Guild Education, which pairs employees with employer-sponsored learning opportunities, has raised $150 million in a Series E round. The financing event, funded by Bessemer Venture Partners, Cowboy Ventures, D1, Emerson Collective, General Catalyst, GSV, Harrison Metal, ICONIQ, Redpoint and Salesforce Ventures, values the company at $3.75 billion.
With the money, Guild plans to grow its coaching team, expand its learning marketplaces with more short-term certificate opportunities and double down on its outreach with historically Black colleges and universities. The cash comes at a time when lifelong learning — the concept that students learn and up-skill beyond early adulthood — is becoming more mainstream of a concept in edtech.
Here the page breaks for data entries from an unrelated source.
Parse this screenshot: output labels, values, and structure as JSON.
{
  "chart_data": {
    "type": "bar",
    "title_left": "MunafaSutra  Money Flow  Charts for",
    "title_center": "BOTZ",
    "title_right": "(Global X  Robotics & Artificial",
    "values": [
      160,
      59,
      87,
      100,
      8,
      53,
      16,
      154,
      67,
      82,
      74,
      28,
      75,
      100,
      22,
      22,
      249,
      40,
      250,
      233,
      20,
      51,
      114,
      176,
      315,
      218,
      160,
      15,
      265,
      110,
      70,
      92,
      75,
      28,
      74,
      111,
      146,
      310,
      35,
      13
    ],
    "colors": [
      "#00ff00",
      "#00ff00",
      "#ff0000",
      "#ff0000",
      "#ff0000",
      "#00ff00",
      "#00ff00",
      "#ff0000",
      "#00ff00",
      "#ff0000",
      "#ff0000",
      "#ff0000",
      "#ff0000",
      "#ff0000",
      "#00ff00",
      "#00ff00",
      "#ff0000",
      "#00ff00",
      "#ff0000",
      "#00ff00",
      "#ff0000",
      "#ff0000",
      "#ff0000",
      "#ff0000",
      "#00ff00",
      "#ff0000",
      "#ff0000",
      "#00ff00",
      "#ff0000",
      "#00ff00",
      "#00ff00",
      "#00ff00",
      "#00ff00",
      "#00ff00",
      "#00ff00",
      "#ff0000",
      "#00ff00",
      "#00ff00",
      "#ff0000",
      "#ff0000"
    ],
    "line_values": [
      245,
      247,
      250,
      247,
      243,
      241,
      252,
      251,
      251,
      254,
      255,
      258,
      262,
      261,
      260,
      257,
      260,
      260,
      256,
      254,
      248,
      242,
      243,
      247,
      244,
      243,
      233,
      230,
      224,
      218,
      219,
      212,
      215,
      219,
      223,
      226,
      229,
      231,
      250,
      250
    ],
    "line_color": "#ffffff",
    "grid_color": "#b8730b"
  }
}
But Guild CEO and co-founder Rachel Carlson, who started the company in 2015 with classmate Brittany Stich, warned that lifelong learning post-pandemic isn’t a simple goal.
“I’m sort of tone deaf to the buzz because I think there are just cyclical, weird spins that happen in Silicon Valley tied to attention span on big critical issues like healthcare, climate and education,” she said. “But the challenge is, and I even hesitate to call it an opportunity because it’s really more of the problem, is insane.”
Carlson estimates that there will be 3 million cashiers out of work, 2.5 million women who dropped out of work and 3 million baby boomers who dropped out before retirement age because of lack of skills. Factoring in other disadvantaged populations such as low-income students or rural communities, the founder thinks that the “buzz” around lifelong learning isn’t solving its core issue.
“I’m really worried that America needs to wake up to the problem,” she said.
Guild works with three different stakeholders: employees, employers and colleges. The up-skilling platform partners with large employers, such as Walmart, Chipotle and The Walt Disney Company, as well as low-cost universities, bootcamps and learning providers. Then, it offers a marketplace for students to choose content, giving them optionality to pick which skills will best prepare them for the future.
Guild’s landing page for Walmart advertises the low-cost of school for working adults, emphasizing the company’s education benefit and possible impact it can have on career trajectory. In Walmart’s case, the workers are asked to make a $365 annual contribution toward tuition, or pay $1 a day. At Chipotle, another Guild customer, 100% of tuition is covered by the employer.
A platform like Guild helps employers keep talent in the pipeline and offer a solid benefit: paid education for their employees. The startup connects employers with these learning providers, and then takes a cut of tuition revenue as its core business model.
While Carlson declined to share revenue or profitability, she did confirm that Guild has more than doubled its revenue since COVID began last March. She estimates that more than 4 million Americans have access to Guild through their employer.
The up-skilling world is crowded, with platforms like Udemy, Coursera, Degreed and others all competing to help students get better employment opportunities. Guild sits in a niche spot, by helping those employed, stay employed. Or as Carlson puts it, taking people out of today’s job, for tomorrow’s job.
While the competition is steep, the co-founder thinks their angle prepares them well for the lifelong learning movement and changing tides of employment in the country.
“The data that’s flowing through our pipes is helping us have a more robust picture of the working adult learner than anyone else in the country,” she said. “We have more of a robust picture about the data that sits on both the education and the employment side of the aisle.”